I had discussions with longstanding professionals in the field so as to understand where, how and if the business concept slotted into the current framework, evaluating it's USP by their overview of the status quo. Professional insight is worth its weight in gold. I found getting validation for the idea is very different than proof of concept which is the moment when in describing your service or product, the person enthusiatically replies with a wish to have what you're offering. Listen, learn and be flexible.
The best way to validate anything is by taking action and testing it. If you offer a service, find 1-3 clients willing to work with you to test your ideas and provide feedback. You can offer your services for free or a reduced fee as the value you receive is in their feedback and building testimonials for your organization. Good luck! Connect with me for further help/discussion.
List them down and discuss with fellow peers whom you might join to start the company or if you begin the company alone then check research out there that might be similar to a company you are launching. Because it with give one a rough idea what to expect in a challenging market.
Use a survey - some people you know and some you don't - give 5-10 questions about your idea without giving it totally away. Use T/F or multiple choice answers. It should give you enough info to see if the plan is valid or not.
put up a google adwords ad with the idea name and the benefit. link a landing page to it and measure the click thru rate. on the landing page say that your product/service is in the making and that you can send first tips if the visitor leaves her email address. count 20% of those who leave the address as future customers and do the maths
Interviews and surveys before you even have something to sell.

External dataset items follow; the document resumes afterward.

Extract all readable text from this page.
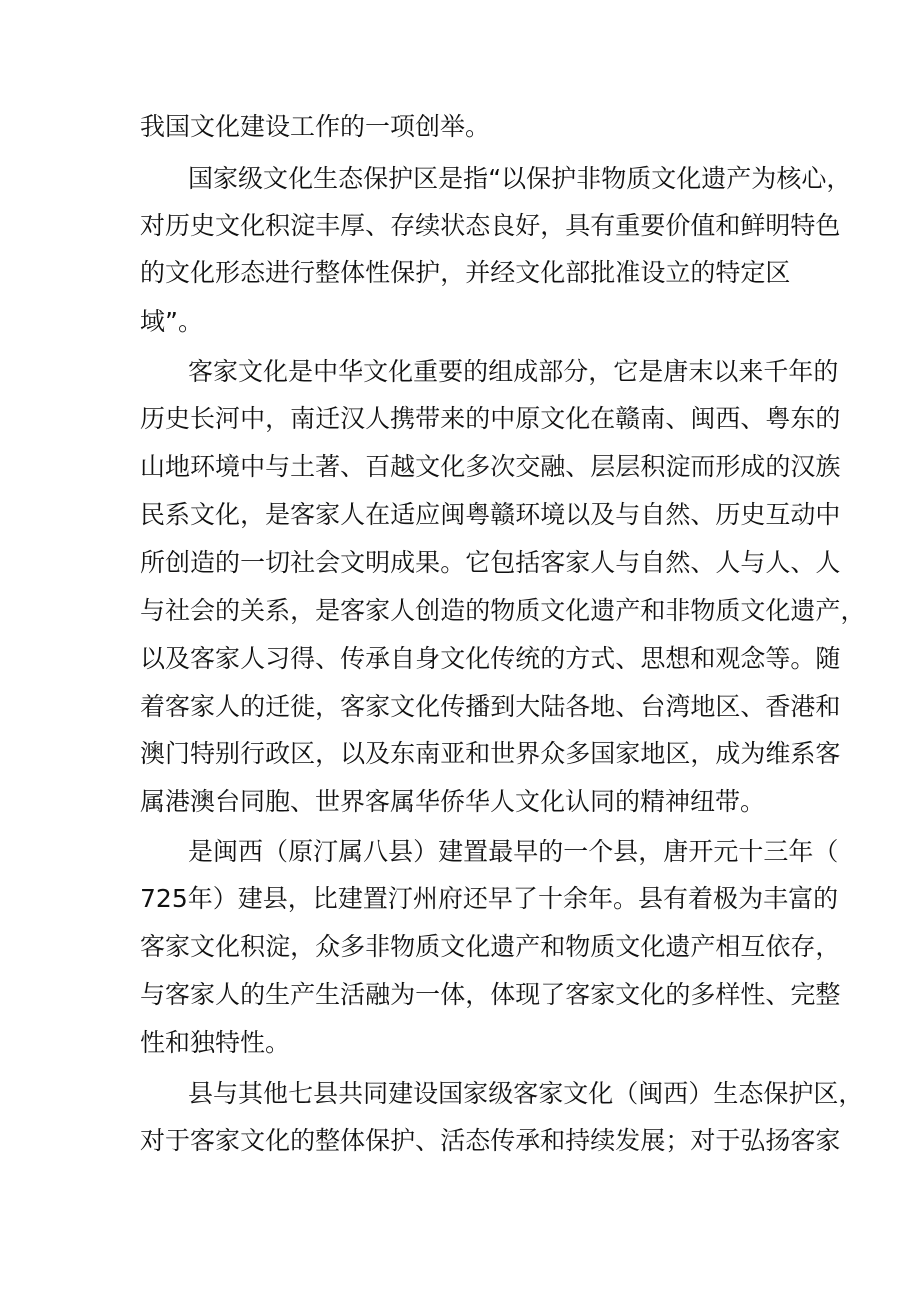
我国文化建设工作的一项创举。
国 家 级 文 化 生 态 保 护 区 是 指 “ 以 保 护 非 物 质 文 化 遗 产 为 核 心 ，
对 历 史 文 化 积 淀 丰 厚 、 存 续 状 态 良 好 ， 具 有 重 要 价 值 和 鲜 明 特 色
的 文 化 形 态 进 行 整 体 性 保 护 ， 并 经 文 化 部 批 准 设 立 的 特 定 区
域”。
客 家 文 化 是 中 华 文 化 重 要 的 组 成 部 分 ， 它 是 唐 末 以 来 千 年 的
历 史 长 河 中 ， 南 迁 汉 人 携 带 来 的 中 原 文 化 在 赣 南 、 闽 西 、 粤 东 的
山 地 环 境 中 与 土 著 、 百 越 文 化 多 次 交 融 、 层 层 积 淀 而 形 成 的 汉 族
民 系 文 化 ， 是 客 家 人 在 适 应 闽 粤 赣 环 境 以 及 与 自 然 、 历 史 互 动 中
所 创 造 的 一 切 社 会 文 明 成 果 。 它 包 括 客 家 人 与 自 然 、 人 与 人 、 人
与 社 会 的 关 系 ， 是 客 家 人 创 造 的 物 质 文 化 遗 产 和 非 物 质 文 化 遗 产 ，
以 及 客 家 人 习 得 、 传 承 自 身 文 化 传 统 的 方 式 、 思 想 和 观 念 等 。 随
着 客 家 人 的 迁 徙 ， 客 家 文 化 传 播 到 大 陆 各 地 、 台 湾 地 区 、 香 港 和
澳 门 特 别 行 政 区 ， 以 及 东 南 亚 和 世 界 众 多 国 家 地 区 ， 成 为 维 系 客
属港澳台同胞、世界客属华侨华人文化认同的精神纽带。
是 闽 西 （ 原 汀 属 八 县 ） 建 置 最 早 的 一 个 县 ， 唐 开 元 十 三 年 （
7 2 5 年 ） 建 县 ， 比 建 置 汀 州 府 还 早 了 十 余 年 。 县 有 着 极 为 丰 富 的
客 家 文 化 积 淀 ， 众 多 非 物 质 文 化 遗 产 和 物 质 文 化 遗 产 相 互 依 存 ，
与 客 家 人 的 生 产 生 活 融 为 一 体 ， 体 现 了 客 家 文 化 的 多 样 性 、 完 整
性和独特性。
县 与 其 他 七 县 共 同 建 设 国 家 级 客 家 文 化 （ 闽 西 ） 生 态 保 护 区 ，
对 于 客 家 文 化 的 整 体 保 护 、 活 态 传 承 和 持 续 发 展 ； 对 于 弘 扬 客 家
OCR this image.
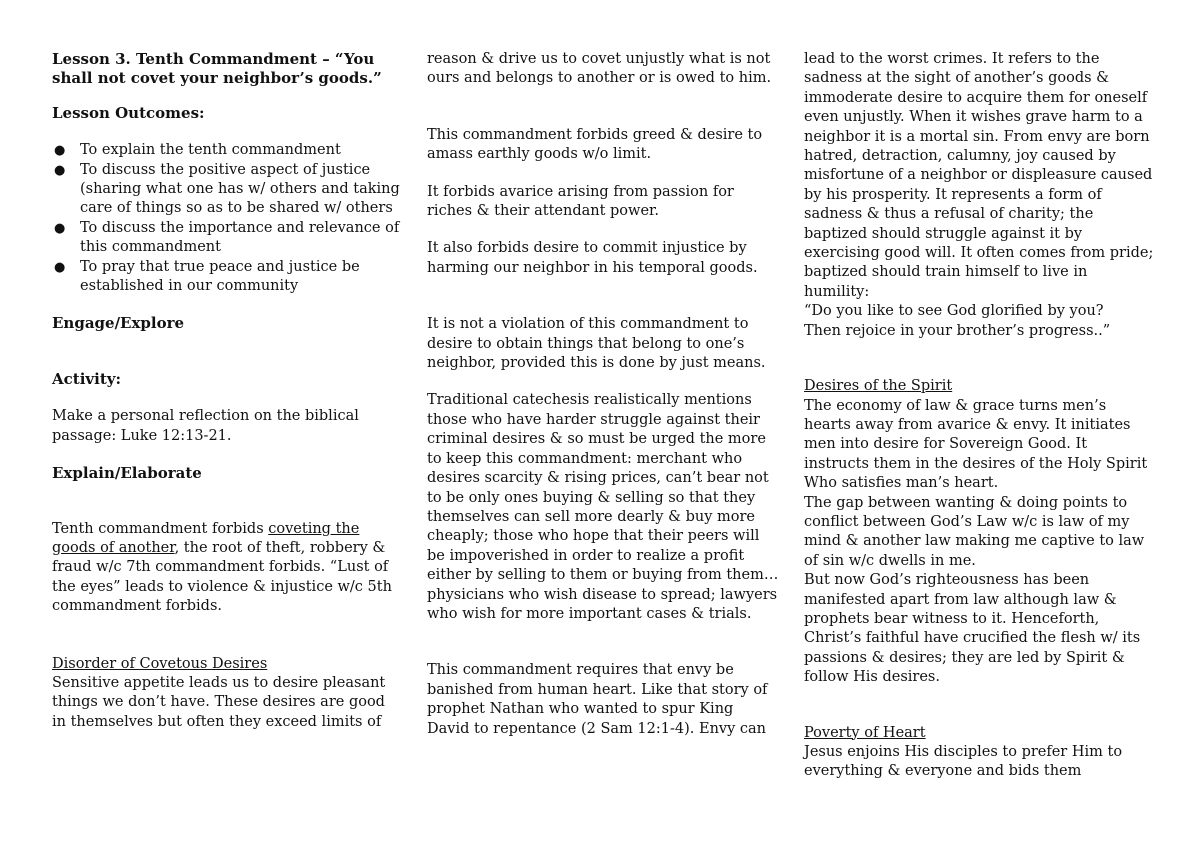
Lesson 3. Tenth Commandment – “You
shall not covet your neighbor’s goods.”

Lesson Outcomes:

● To explain the tenth commandment
● To discuss the positive aspect of justice (sharing what one has w/ others and taking care of things so as to be shared w/ others
● To discuss the importance and relevance of this commandment
● To pray that true peace and justice be established in our community

Engage/Explore

Activity:

Make a personal reflection on the biblical passage: Luke 12:13-21.

Explain/Elaborate

Tenth commandment forbids coveting the goods of another, the root of theft, robbery & fraud w/c 7th commandment forbids. “Lust of the eyes” leads to violence & injustice w/c 5th commandment forbids.

Disorder of Covetous Desires

Sensitive appetite leads us to desire pleasant things we don’t have. These desires are good in themselves but often they exceed limits of

reason & drive us to covet unjustly what is not ours and belongs to another or is owed to him.

This commandment forbids greed & desire to amass earthly goods w/o limit.

It forbids avarice arising from passion for riches & their attendant power.

It also forbids desire to commit injustice by harming our neighbor in his temporal goods.

It is not a violation of this commandment to desire to obtain things that belong to one’s neighbor, provided this is done by just means.

Traditional catechesis realistically mentions those who have harder struggle against their criminal desires & so must be urged the more to keep this commandment: merchant who desires scarcity & rising prices, can’t bear not to be only ones buying & selling so that they themselves can sell more dearly & buy more cheaply; those who hope that their peers will be impoverished in order to realize a profit either by selling to them or buying from them… physicians who wish disease to spread; lawyers who wish for more important cases & trials.

This commandment requires that envy be banished from human heart. Like that story of prophet Nathan who wanted to spur King David to repentance (2 Sam 12:1-4). Envy can

lead to the worst crimes. It refers to the sadness at the sight of another’s goods & immoderate desire to acquire them for oneself even unjustly. When it wishes grave harm to a neighbor it is a mortal sin. From envy are born hatred, detraction, calumny, joy caused by misfortune of a neighbor or displeasure caused by his prosperity. It represents a form of sadness & thus a refusal of charity; the baptized should struggle against it by exercising good will. It often comes from pride; baptized should train himself to live in humility:

“Do you like to see God glorified by you?
Then rejoice in your brother’s progress..”

Desires of the Spirit

The economy of law & grace turns men’s hearts away from avarice & envy. It initiates men into desire for Sovereign Good. It instructs them in the desires of the Holy Spirit Who satisfies man’s heart.

The gap between wanting & doing points to conflict between God’s Law w/c is law of my mind & another law making me captive to law of sin w/c dwells in me.

But now God’s righteousness has been manifested apart from law although law & prophets bear witness to it. Henceforth, Christ’s faithful have crucified the flesh w/ its passions & desires; they are led by Spirit & follow His desires.

Poverty of Heart

Jesus enjoins His disciples to prefer Him to everything & everyone and bids them
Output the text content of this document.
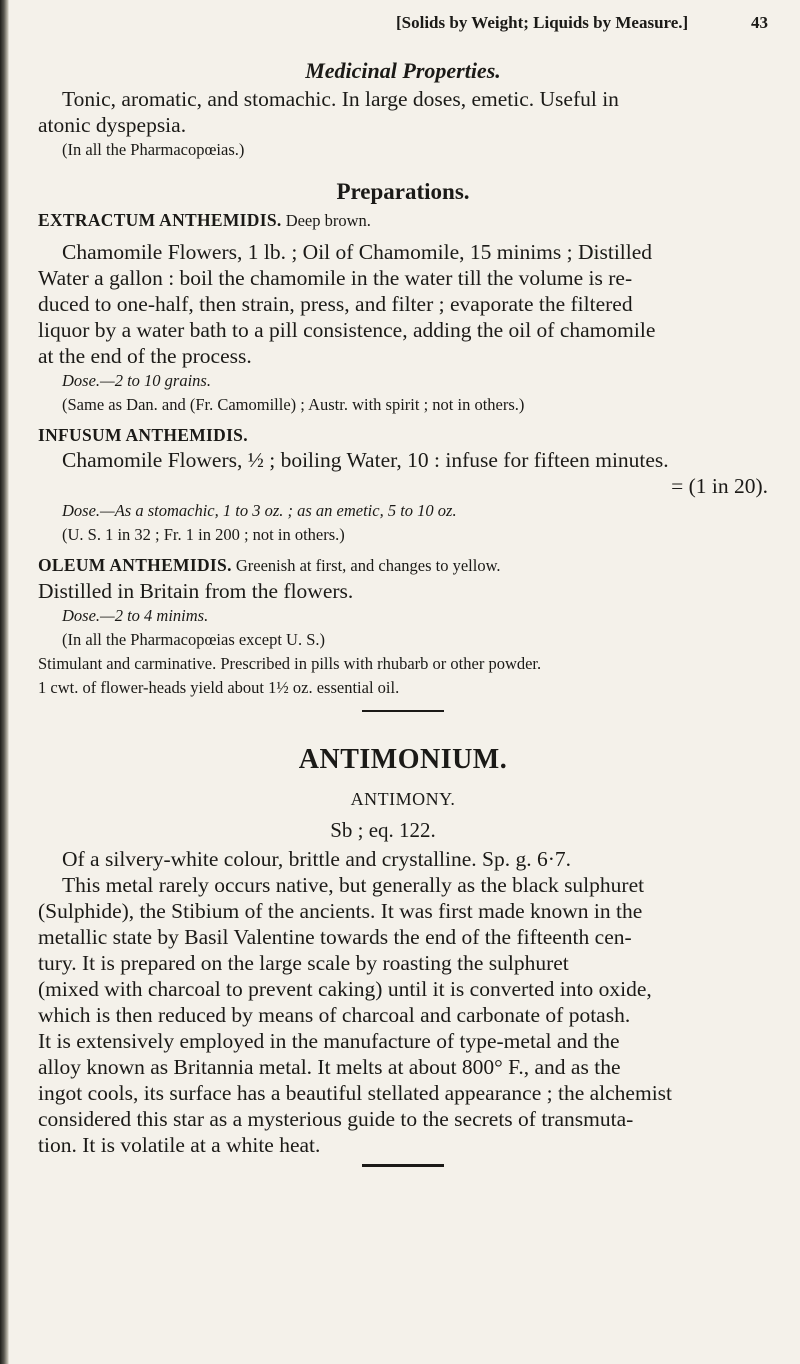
[Solids by Weight; Liquids by Measure.]	43
Medicinal Properties.
Tonic, aromatic, and stomachic. In large doses, emetic. Useful in
atonic dyspepsia.
(In all the Pharmacopœias.)
Preparations.
EXTRACTUM ANTHEMIDIS. Deep brown.
Chamomile Flowers, 1 lb. ; Oil of Chamomile, 15 minims ; Distilled
Water a gallon : boil the chamomile in the water till the volume is re-
duced to one-half, then strain, press, and filter ; evaporate the filtered
liquor by a water bath to a pill consistence, adding the oil of chamomile
at the end of the process.
Dose.—2 to 10 grains.
(Same as Dan. and (Fr. Camomille) ; Austr. with spirit ; not in others.)
INFUSUM ANTHEMIDIS.
Chamomile Flowers, ½ ; boiling Water, 10 : infuse for fifteen minutes.
= (1 in 20).
Dose.—As a stomachic, 1 to 3 oz. ; as an emetic, 5 to 10 oz.
(U. S. 1 in 32 ; Fr. 1 in 200 ; not in others.)
OLEUM ANTHEMIDIS. Greenish at first, and changes to yellow.
Distilled in Britain from the flowers.
Dose.—2 to 4 minims.
(In all the Pharmacopœias except U. S.)
Stimulant and carminative. Prescribed in pills with rhubarb or other powder.
1 cwt. of flower-heads yield about 1½ oz. essential oil.
ANTIMONIUM.
ANTIMONY.
Sb ; eq. 122.
Of a silvery-white colour, brittle and crystalline. Sp. g. 6·7.
This metal rarely occurs native, but generally as the black sulphuret
(Sulphide), the Stibium of the ancients. It was first made known in the
metallic state by Basil Valentine towards the end of the fifteenth cen-
tury. It is prepared on the large scale by roasting the sulphuret
(mixed with charcoal to prevent caking) until it is converted into oxide,
which is then reduced by means of charcoal and carbonate of potash.
It is extensively employed in the manufacture of type-metal and the
alloy known as Britannia metal. It melts at about 800° F., and as the
ingot cools, its surface has a beautiful stellated appearance ; the alchemist
considered this star as a mysterious guide to the secrets of transmuta-
tion. It is volatile at a white heat.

Only after you've validated your idea/your users/your customers/your revenue stream, then spend time and money on "building" your Minimuv Viable Product (MVP) and then test it with your users/customers/revenue stream etc.
To the best of your abilities, identify your target customer, and go talk to them. Ask them about your proposed product or service, and get feedback on your assumptions.
If you live in an area with a mass transit system, I recommend going there to find folks to chat with! People who *just* missed the train have a few minutes, and most (at least here in Boston) are very welcoming if you're friendly.
Find groups of people who you believe could become customers and do some market research with them. And ask them who they know who might be willing to help you with your research as well.